World may back Iran op as part of deal
By JPOST.COM STAFF
A deal taking shape between Israel and Western leaders will facilitate international support for an Israeli strike on Iran's nuclear facilities in exchange for concessions in peace negotiations with the Palestinians and Arab neighbors, The Times reported Thursday.
According to one British official quoted by the paper, such an understanding could allow an Israeli attack "within the year."
The report in the UK paper quoted unnamed diplomats as saying Israel was prepared to offer concessions on the formation of a Palestinian state as well as on its settlement policy and "issues" with Arab neighbors, in exchange for international backing for an Israeli operation in Iran.
"Israel has chosen to place the Iranian threat over its settlements," one senior European diplomat said.
According to the Times report, the passage of two Sa'ar 5-class Israeli Navy ships through the Suez Canal on Tuesday was a message to Iran and part of preparations being made by Israel for the possibility of a strike.
"This is preparation that should be taken seriously. Israel is investing time in preparing itself for the complexity of an attack on Iran. These maneuvers are a message to Iran that Israel will follow up on its threats," an unnamed Israeli defense official was quoted by the paper as saying.

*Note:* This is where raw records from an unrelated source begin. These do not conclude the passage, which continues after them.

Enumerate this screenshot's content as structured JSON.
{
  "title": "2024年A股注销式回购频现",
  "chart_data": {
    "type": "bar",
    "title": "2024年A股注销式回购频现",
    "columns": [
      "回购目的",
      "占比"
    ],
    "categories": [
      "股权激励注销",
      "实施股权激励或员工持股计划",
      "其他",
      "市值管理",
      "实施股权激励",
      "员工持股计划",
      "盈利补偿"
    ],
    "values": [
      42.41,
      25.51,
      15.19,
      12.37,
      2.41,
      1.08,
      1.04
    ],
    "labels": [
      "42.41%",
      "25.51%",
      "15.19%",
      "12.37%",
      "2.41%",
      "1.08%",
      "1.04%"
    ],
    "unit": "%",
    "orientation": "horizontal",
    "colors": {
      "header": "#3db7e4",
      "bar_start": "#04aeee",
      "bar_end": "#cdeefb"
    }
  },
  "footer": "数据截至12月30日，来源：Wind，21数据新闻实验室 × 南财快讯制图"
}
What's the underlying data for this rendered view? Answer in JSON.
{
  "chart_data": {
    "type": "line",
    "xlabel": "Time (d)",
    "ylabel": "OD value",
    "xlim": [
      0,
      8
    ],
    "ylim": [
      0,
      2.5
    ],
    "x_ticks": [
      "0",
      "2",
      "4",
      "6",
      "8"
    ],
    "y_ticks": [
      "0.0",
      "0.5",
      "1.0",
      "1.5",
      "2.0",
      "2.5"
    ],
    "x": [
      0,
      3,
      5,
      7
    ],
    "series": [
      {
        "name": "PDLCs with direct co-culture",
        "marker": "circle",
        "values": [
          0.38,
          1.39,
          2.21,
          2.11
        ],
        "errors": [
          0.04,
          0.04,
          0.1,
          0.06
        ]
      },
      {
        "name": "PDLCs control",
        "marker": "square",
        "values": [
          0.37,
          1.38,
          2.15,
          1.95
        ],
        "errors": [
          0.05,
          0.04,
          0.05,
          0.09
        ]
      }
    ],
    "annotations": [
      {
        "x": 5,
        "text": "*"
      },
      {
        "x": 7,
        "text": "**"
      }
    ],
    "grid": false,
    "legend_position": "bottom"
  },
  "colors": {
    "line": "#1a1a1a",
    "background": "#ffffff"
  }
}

"It is not by chance that Israel is drilling long-range maneuvers in a public way. This is not a secret operation. This is something that has been published and which will showcase Israel's abilities," another defense official said.
The passage of the ships comes several weeks after a Dolphin-class submarine passed through the international waterway for the first time.
One of the ships, the INS Hanit, already crossed the canal in June, in what an Egyptian source said was the first time a large missile ship used the strategic waterway, which is the fastest route to get Israeli Navy vessels from the Mediterranean, where they are based, to the Red Sea and beyond.
The other ship to cross on Tuesday was the INS Eilat.
Egyptian Foreign Minister Ahmed Aboul Gheit said that under a long-standing treaty, warships can freely sail through Suez as long as they have no hostile intentions against the state that owns the canal. He declined to say whether the maneuver was aimed at sending a message, saying, "I don't want to analyze an issue that I am not fully aware of."
In the event of a conflict with Iran, and if Israel decided to involve its three Dolphin-class submarines - which according to foreign reports can fire nuclear-tipped cruise missiles and serve as a second-strike platform - the quickest route would be to sail them through the Suez Canal. Going through the canal would also be the only way to get to the Gulf of Oman without refueling.